Muslim Brothers

Don't expect Badie to change the Brotherhood

A couple of weeks ago I promised to write about Muhammad Badie's election as the Muslim Brotherhood's new supreme guide. I never did, mostly because I didn't have anything interesting to say; Evan has already written about the internal drama that surrounded the vote, and I don't think the election has much external significance, despite widely-publicized concerns that Badie (a conservative) will push the group to the right.

Why not? Shadi Hamid sums it up well.

Unlike many of its secular counterparts, the Muslim Brotherhood has never depended on individuals and personalities, but rather on strong organizational and institutional structures.

The Brotherhood is also under immense pressure right now from the Mubarak government, which has recently stepped up its campaign of harassments and arrests of Brotherhood members. At the same time, it reportedly offered the group a deal: reduced political participation in exchange for reduced harassment.

Whether or not the Brotherhood accepted the deal -- reports are inconclusive -- it's clear that Badie's organization will not play a large role in the next Egyptian election. Fawas Gerges gets some things wrong in his Brotherhood comment for The Guardian, but I think he largely gets this point right.

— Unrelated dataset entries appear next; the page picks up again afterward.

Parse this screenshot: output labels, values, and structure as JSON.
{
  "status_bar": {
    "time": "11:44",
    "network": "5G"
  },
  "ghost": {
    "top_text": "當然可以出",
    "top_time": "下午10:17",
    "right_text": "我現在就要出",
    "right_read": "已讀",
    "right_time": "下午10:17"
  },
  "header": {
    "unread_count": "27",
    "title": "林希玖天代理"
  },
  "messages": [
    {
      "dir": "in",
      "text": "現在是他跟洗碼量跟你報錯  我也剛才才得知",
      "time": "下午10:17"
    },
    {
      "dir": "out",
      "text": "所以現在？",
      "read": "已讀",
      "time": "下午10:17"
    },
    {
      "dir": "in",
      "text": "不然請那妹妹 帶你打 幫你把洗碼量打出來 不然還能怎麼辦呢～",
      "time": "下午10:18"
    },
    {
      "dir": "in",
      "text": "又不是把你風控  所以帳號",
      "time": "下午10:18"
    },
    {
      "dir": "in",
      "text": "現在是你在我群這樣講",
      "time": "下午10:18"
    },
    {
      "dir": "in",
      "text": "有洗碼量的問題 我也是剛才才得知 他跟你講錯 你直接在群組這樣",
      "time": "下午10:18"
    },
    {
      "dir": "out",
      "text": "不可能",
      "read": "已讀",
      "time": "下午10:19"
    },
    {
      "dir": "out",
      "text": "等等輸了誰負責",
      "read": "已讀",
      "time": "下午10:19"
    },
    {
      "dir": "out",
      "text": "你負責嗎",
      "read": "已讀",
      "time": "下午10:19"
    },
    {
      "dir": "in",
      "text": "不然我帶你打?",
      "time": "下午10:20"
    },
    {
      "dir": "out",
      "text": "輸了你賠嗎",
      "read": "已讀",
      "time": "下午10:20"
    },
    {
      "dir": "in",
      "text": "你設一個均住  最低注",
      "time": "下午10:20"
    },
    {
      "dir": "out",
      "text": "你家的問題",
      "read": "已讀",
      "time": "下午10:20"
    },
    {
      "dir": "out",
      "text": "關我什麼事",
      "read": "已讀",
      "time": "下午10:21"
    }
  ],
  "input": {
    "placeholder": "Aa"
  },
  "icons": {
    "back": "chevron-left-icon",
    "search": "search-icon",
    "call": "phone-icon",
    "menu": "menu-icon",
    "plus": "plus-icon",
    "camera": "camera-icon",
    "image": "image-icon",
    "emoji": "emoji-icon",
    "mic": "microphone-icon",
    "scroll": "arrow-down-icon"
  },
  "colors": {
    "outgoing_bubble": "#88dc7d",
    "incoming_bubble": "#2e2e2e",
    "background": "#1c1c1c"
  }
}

What this means is that in the next five years, the Brotherhood will be more preoccupied with increasing its membership, already more than a million strong, than lending a helping hand to the opposition to bring about peaceful change in Egypt. The new leadership will refrain from provoking the Mubarak regime which has recently cracked down hard on the Brotherhood and imprisoned hundreds of its members.

And to that end -- if the goal is not to provoke the regime -- the Brotherhood is not going to move too far to the right. Mubarak will tolerate the current Brotherhood, which has espoused non-violence for decades and adopted some fairly mainstream views. The government won't tolerate the group if it becomes significantly more conservative.

That's in the short term. In the long term, the Brotherhood wants to position itself for a bigger political role in a post-Mubarak world. But it is is already viewed with suspicion by many Copts and some secular/more liberal Egyptians; if it becomes more conservative, that suspicion will deepen.

So expect the Brotherhood's positions to remain largely unchanged -- because of both institutional inertia and self-preservation.

Side note: The Mubarak government, ever wary of the Brotherhood, has already congratulated Badie on his election by imposing a travel ban on him (عربي). State security says he's tried to conduct "organizational activities" for the Brotherhood overseas.